I recently had an experience where I felt like I was back in junior high. It blindsided me a bit, to be honest. Back amidst those girls who shared despising glances and turned their backs to me. Except now, we’re 30. (Well, I’m not, yet. Heh.)

And it broke me all over again.

My heart ached at the silence, the coldness, the obvious dislike, when I wanted so very much to be liked. I bristled at a “joking” comment about my height. I felt awkward, unwelcome, out of place. Worst of all, I felt it creeping back up again - my old hardness, my walls of defense. It wounded me. I know all too well how to play this game…but I couldn’t. Not now, not again.

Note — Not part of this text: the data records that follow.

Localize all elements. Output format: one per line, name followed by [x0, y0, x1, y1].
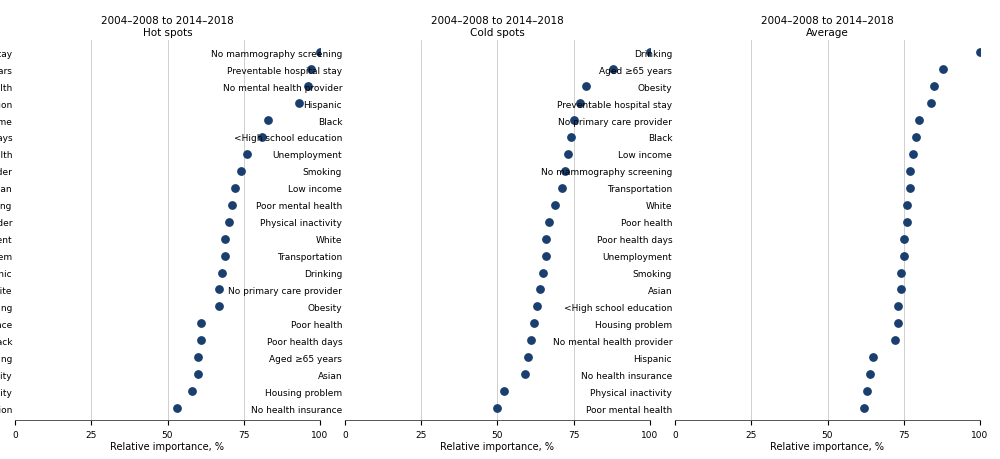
Point [862, 371, 878, 378]
Point [221, 218, 237, 226]
Point [532, 286, 548, 293]
Point [899, 202, 915, 209]
Point [211, 286, 227, 293]
Point [563, 134, 579, 141]
Point [239, 151, 255, 158]
Point [190, 371, 206, 378]
Point [905, 151, 921, 158]
Point [535, 269, 551, 277]
Point [526, 320, 542, 327]
Point [211, 303, 227, 310]
Point [926, 83, 942, 90]
Point [899, 218, 915, 226]
Point [887, 337, 903, 344]
Point [312, 50, 328, 57]
Title: 2004–2008 to 2014–2018
Cold spots: 2004–2008 to 2014–2018 Cold spots [431, 16, 564, 38]
Title: 2004–2008 to 2014–2018
Hot spots: 2004–2008 to 2014–2018 Hot spots [101, 16, 234, 38]
Point [896, 235, 912, 243]
Point [893, 269, 909, 277]
Point [902, 168, 918, 175]
Point [642, 50, 658, 57]
Point [896, 252, 912, 260]
Point [911, 117, 927, 124]
Point [538, 252, 554, 260]
Point [193, 320, 209, 327]
Point [217, 252, 233, 260]
Point [520, 354, 536, 361]
Point [890, 320, 906, 327]
Point [605, 67, 621, 74]
Point [547, 202, 563, 209]
Point [169, 404, 185, 412]
Point [554, 185, 570, 192]
Point [893, 286, 909, 293]
X-axis label: Relative importance, %: Relative importance, % [110, 442, 224, 451]
Point [224, 202, 240, 209]
Point [566, 117, 582, 124]
Point [923, 100, 939, 107]
Title: 2004–2008 to 2014–2018
Average: 2004–2008 to 2014–2018 Average [761, 16, 894, 38]
Point [856, 404, 872, 412]
Point [489, 404, 505, 412]
Point [972, 50, 988, 57]
Point [902, 185, 918, 192]
Point [291, 100, 307, 107]
Point [214, 269, 230, 277]
Point [184, 387, 200, 395]
Point [523, 337, 539, 344]
Point [935, 67, 951, 74]
Point [233, 168, 249, 175]
X-axis label: Relative importance, %: Relative importance, % [770, 442, 885, 451]
Point [260, 117, 276, 124]
Point [300, 83, 316, 90]
Point [193, 337, 209, 344]
Point [529, 303, 545, 310]
Point [227, 185, 243, 192]
Point [517, 371, 533, 378]
Point [908, 134, 924, 141]
Point [254, 134, 270, 141]
Point [303, 67, 319, 74]
Point [557, 168, 573, 175]
Point [190, 354, 206, 361]
Point [578, 83, 594, 90]
Point [560, 151, 576, 158]
X-axis label: Relative importance, %: Relative importance, % [440, 442, 554, 451]
Point [859, 387, 875, 395]
Point [496, 387, 512, 395]
Point [865, 354, 881, 361]
Point [541, 218, 557, 226]
Point [572, 100, 588, 107]
Point [217, 235, 233, 243]
Point [538, 235, 554, 243]
Point [890, 303, 906, 310]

So instead of throwing out biting, passive aggressive comments shrouded in the fuzzy, prickly sweater of sweetness, I bit my tongue. All I had done the whole day before was pray for God to work through me, to speak through me, to give me grace and maturity and peace. And by Heaven, I was going to stick by that - even if it meant I didn’t say a single word the whole time.

Instead, I stood back and listened. Listened to the insecurity. The fear. But more than anything else, I heard myself in their dialogue. Myself, eight years ago. Myself, trembling in terror. Desperately trying to one-up the other girl. Desperately trying to make myself look better. “You stay away from my future husband!” I know I said that at 20, probably verbatim, about my now ex-boyfriend. Myself, striving to do anything I had to do if it meant my own “happy ending” would just be within reach. It shocked and humbled me.

I couldn’t say anything. I went home feeling numb, with pain and yet also with a strange sense of relief. When I crawled into bed that night, I crawled up into God’s lap and asked Daddy to hold me.

Don’t get me wrong, I still get angry and jealous and insecure sometimes – a lot, actually – but now, it only hurts. It aches. It’s not right, and God swoops in and convicts me within seconds. I back down from arguments rather than starting them. When snarky comments roll off my tongue, they burn on the way out. If I start getting at all puffed up with myself and my own virtues, God wastes no time in very obviously reminding me of my quite helpless estate and utter dependence on Him.

I know what it is to be that girl. I know exactly how all of that feels. And praise Jesus, thanks to my merciful, loving Daddy and Lord, it’s taken more than two decades, but I’m not that girl anymore.